L’accident « a brutalement concrétisé des insuffisances en matière de prévention des risques qui résultaient de dérives et de désordres plus anciens dans l’organisation du travail », note ce rapport réalisé à la demande du CHSCT.

Les tentatives pour déterminer les causes du déraillement de Brétigny, qui a fait 7 morts et des dizaines de blessés le 12 juillet 2013, se poursuivent. Apres ceux produits par la SNCF, le ministère des Transports et les experts mandatés par les juges, un nouveau rapport va nourrir le dossier, cette fois commandé par le comité d hygiène et de sécurité (CHSCT) de l’établissement de la compagnie ferroviaire dont dépend Brétigny.

Ce rapport, dont l’existence a été révélée par le site spécialisé "Mobilettre", et que les "Echos" ont pu consulter, n’est pas un élément de la procédure judiciaire en cours. Et il a été rédigé par des experts choisis par les représentants des salariés, c’est-à-dire par les syndicats. La direction, qui se refuse aujourd’hui à tout commentaire (le document de 270 pages ne sera officiellement étudié que le 12 novembre) le soulignera sans doute quand elle choisira de s’exprimer.

Le rapport est en effet très sévère pour les choix faits depuis des années par l’entreprise publique. Les experts désignés dans le cadre de l’enquête avaient déjà estimé que la défaillance de la pièce métallique qui a provoqué le déraillement était due à un défaut de maintenance. Les experts du CHSCT s’emploient eux à démontrer que ces lacunes dans la maintenance sont le résultat de « dysfonctionnements organisationnels » dues en grande partie à des contraintes économiques. Dans leur démonstration, ils ne consacrent qu’un chapitre sur 9 du rapport à l’accident lui-même

Leur analyse remonte jusqu’à la réforme institutionnelle de la fin des années 90 qui a abouti à confier la dette de 20 milliards d’euros de la SNCF et la propriété des voies à Réseau ferré de France( RFF), la maintenance du réseau restant assuré par la SNCF. Placé sous pression économique, RFF aurait imposé à la SNCF des exigences élevées, « qui se sont traduites par une forte diminution des moyens et des objectifs irréalistes en matière de productivité », écrivent les experts.

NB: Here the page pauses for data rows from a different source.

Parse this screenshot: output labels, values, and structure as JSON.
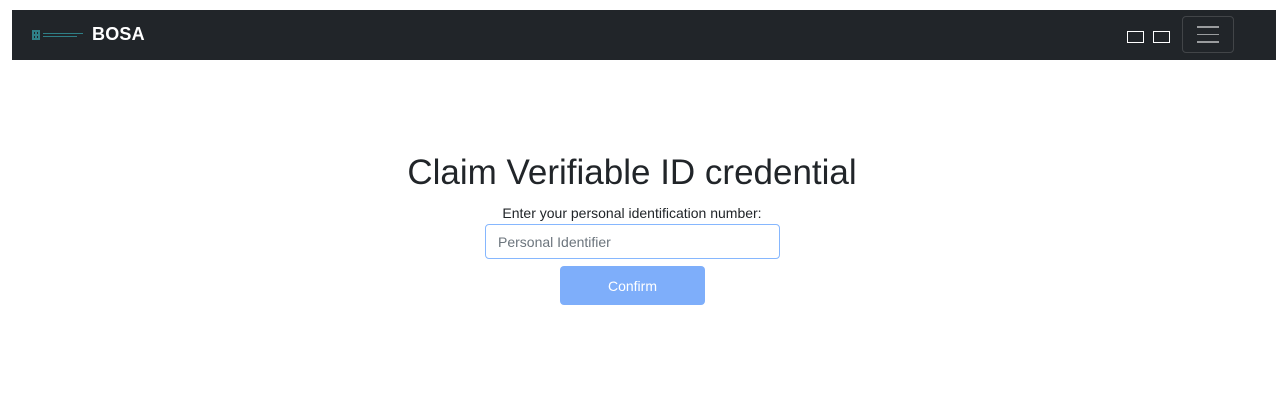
{
  "navbar": {
    "brand": "BOSA",
    "logo_icon": "bosa-logo",
    "icons": [
      "square-icon",
      "square-icon",
      "hamburger-menu-icon"
    ]
  },
  "main": {
    "title": "Claim Verifiable ID credential",
    "prompt_label": "Enter your personal identification number:",
    "input_value": "",
    "input_placeholder": "Personal Identifier",
    "confirm_label": "Confirm"
  },
  "colors": {
    "navbar_bg": "#212529",
    "confirm_bg": "#7eaefa",
    "input_border": "#86b7fe"
  }
}
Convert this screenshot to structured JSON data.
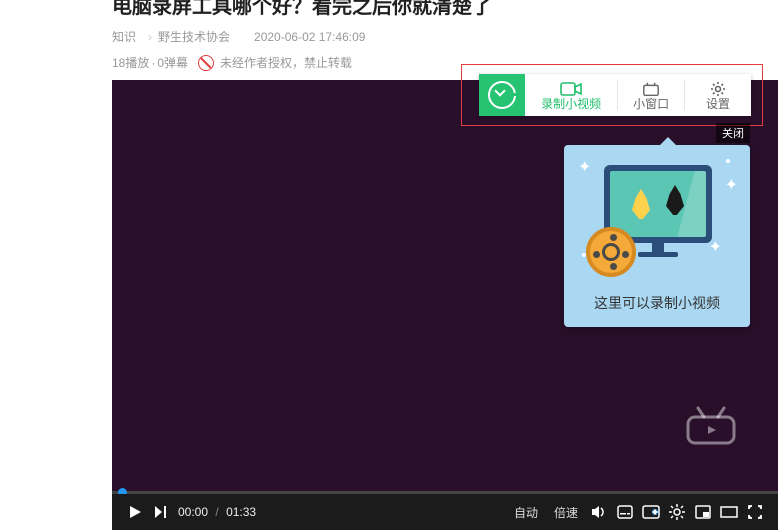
{
  "page_title": "电脑录屏工具哪个好？看完之后你就清楚了",
  "breadcrumb": {
    "cat1": "知识",
    "sep": "›",
    "cat2": "野生技术协会"
  },
  "timestamp": "2020-06-02 17:46:09",
  "stats": {
    "plays": "18播放",
    "dot": "·",
    "danmaku": "0弹幕"
  },
  "repost_warning": "未经作者授权，禁止转载",
  "player": {
    "current_time": "00:00",
    "duration": "01:33",
    "auto_label": "自动",
    "speed_label": "倍速"
  },
  "extension": {
    "record_label": "录制小视频",
    "pip_label": "小窗口",
    "settings_label": "设置"
  },
  "popover": {
    "close_label": "关闭",
    "caption": "这里可以录制小视频"
  }
}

Conséquence, le réseau s’est mis à vieillir de manière accélérée, « plaçant les équipes en situations de réguliers débordements et d’urgence répétées ». Les effectifs ont reculé, entraînant « un net recul des compétences que les différentes directions n’ont jamais semblé prendre réellement au sérieux ». En parallèle , « la culture de sécurité a peu à peu perdu de sa cohérence et de sa force ». L’accident a donc « brutalement concrétisé des insuffisances en matière de prévention des risques qui résultaient de dérives et de désordres plus anciens dans l’organisation du travail ».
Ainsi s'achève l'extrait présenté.